We have gone from women staying at home, to women working without thinking about how to bridge the gap between public and private space.
It’s a complex issue because it’s about moving forward, progressively towards a society that reflects our needs and values as human beings. Commonly when I was taking care of my daughter in public I received encouragement and support from older female pensioners who recognised this work as valid as they themselves would have perhaps stayed at home to raise their children. But if I were to breastfeed in public this support might not be there from the same group. This is because their notion of motherhood did not include full term breastfeeding or public breastfeeding. Also I often found these women to be critical of mothers who worked.
So we need a new vision for the future, for women who work, who leave work to give birth and who want to still access public space with small children whilst breastfeeding. These women don’t want to be at home, as we have gained the benefits of working and don’t want to go backwards in terms of equality. These mothers might be running businesses or having meetings. They need support in maintaining their careers whilst also being allowed time to be a mother.
Working with Lucila Newell (the Sociologist and CoFounder of The Parlour) on these and other issues has really helped me focus on the bigger picture. Together we are running a workshop to discuss public space in relation to breastfeeding during the exhibition at ONCA (aimed at policy makers to try to push this issue forward.
CM: How do you see this project evolving in the future, in the various institutions where it will be resident?
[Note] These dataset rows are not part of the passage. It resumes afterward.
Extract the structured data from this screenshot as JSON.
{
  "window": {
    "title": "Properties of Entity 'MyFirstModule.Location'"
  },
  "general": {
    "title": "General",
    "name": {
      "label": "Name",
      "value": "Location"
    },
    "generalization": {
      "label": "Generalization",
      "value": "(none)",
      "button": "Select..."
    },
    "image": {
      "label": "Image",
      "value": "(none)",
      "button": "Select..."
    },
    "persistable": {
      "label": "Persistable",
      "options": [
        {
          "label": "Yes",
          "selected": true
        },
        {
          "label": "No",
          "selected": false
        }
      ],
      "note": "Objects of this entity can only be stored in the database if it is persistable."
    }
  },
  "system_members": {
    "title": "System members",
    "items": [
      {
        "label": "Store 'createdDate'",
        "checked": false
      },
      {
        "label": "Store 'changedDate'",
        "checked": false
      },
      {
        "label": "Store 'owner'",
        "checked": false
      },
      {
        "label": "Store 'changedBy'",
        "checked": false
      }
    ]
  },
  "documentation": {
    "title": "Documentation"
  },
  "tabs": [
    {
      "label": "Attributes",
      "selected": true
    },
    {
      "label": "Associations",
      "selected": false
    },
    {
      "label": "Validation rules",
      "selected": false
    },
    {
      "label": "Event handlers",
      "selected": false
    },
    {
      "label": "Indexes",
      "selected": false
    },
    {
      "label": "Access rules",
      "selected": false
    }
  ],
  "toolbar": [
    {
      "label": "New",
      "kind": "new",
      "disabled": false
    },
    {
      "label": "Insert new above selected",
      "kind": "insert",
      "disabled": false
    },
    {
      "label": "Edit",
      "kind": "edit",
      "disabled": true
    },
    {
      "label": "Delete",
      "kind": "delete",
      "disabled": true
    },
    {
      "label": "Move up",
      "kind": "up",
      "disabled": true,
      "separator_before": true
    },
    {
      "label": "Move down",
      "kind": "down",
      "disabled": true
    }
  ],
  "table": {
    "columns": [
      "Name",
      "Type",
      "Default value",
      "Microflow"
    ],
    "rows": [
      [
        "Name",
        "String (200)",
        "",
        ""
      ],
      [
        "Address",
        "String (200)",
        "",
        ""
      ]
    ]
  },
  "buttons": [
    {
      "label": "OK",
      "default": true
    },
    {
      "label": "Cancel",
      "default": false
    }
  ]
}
LC: The project moves to ONCA Gallery for a few weeks in February where it will incorporate a ‘Breastfeeding sit-in’. Mothers are encouraged to come along to the space, sit down and take care of their children whilst relaxing and networking. The gallery is quite central and it seemed a great idea to test out this idea of having a shared space for mothers to gather and feed. It’s not a protest ‘sit-in’ but more of a happy collective. By running The Parlour alongside the work I’m able to bring together all these disparate groups: environmentalists, health professionals, activist mothers, mother groups, policy makers and artists.
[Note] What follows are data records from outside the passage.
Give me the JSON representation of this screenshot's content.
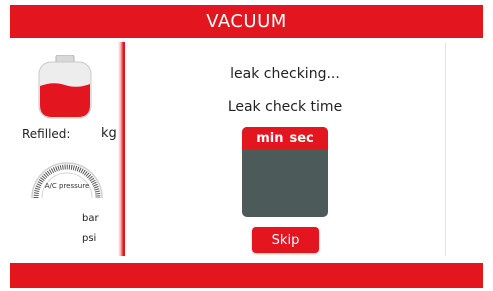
{
  "header": {
    "title": "VACUUM"
  },
  "left_panel": {
    "refilled_label": "Refilled:",
    "refilled_unit": "kg",
    "gauge_label": "A/C pressure",
    "unit_bar": "bar",
    "unit_psi": "psi"
  },
  "center": {
    "status": "leak checking...",
    "time_label": "Leak check time",
    "timer_min_label": "min",
    "timer_sec_label": "sec",
    "skip_label": "Skip"
  },
  "icons": {
    "tank": "refrigerant-tank-icon",
    "gauge": "pressure-gauge-icon"
  },
  "colors": {
    "accent": "#e3151f",
    "timer_background": "#4c5a5a"
  }
}
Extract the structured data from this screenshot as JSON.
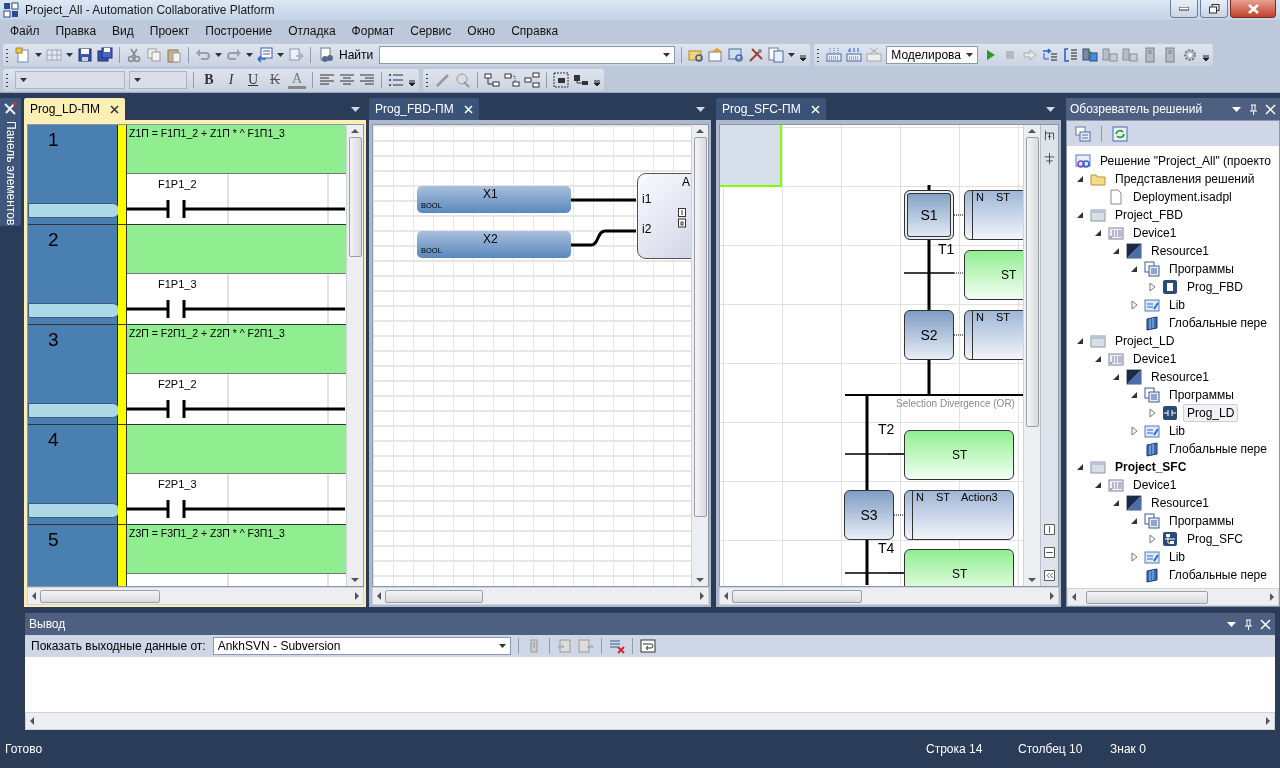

Having a web-based wing to the project overcomes all the usual geographical and time-based barriers that limit the audience to a piece of work. Also the Parlour is designed to engage primarily with the socio-cultural aspects of the issues surrounding Holding Time. I have printed 5000 postcards to distribute in doctors’ surgeries in the two cities where the work will be shown. The Parlour acts as a sort of bait: bringing mothers from across the world to the site by engaging with specific hashtags and feed in social media. Once they are at the site, they find Holding Time, the art project.
After ONCA the project moves to Royal Brompton Hospital in Chelsea, London where it will be on view 24/7 for three months. Both here and at ONCA I’m hoping to show the interviews from The Parlour alongside the work. Although breastfeeding is seen as a medical issue, really the appeal for me of showing in a hospital is that I can reach the most diverse audience.
In the future, I’d like to create a book of the project, although I’ve never managed this before I see it as crucial this time, to create a marker that holds the ideas behind the work together. I’m also talking to various agencies about creating an app. It would be great if the Time Piece could be made into a piece of public art, available online. We’ll see…! For now it’s a matter of burying my head in After Effects and getting this work finished for Fabrica in a couple of weeks. After that, who knows!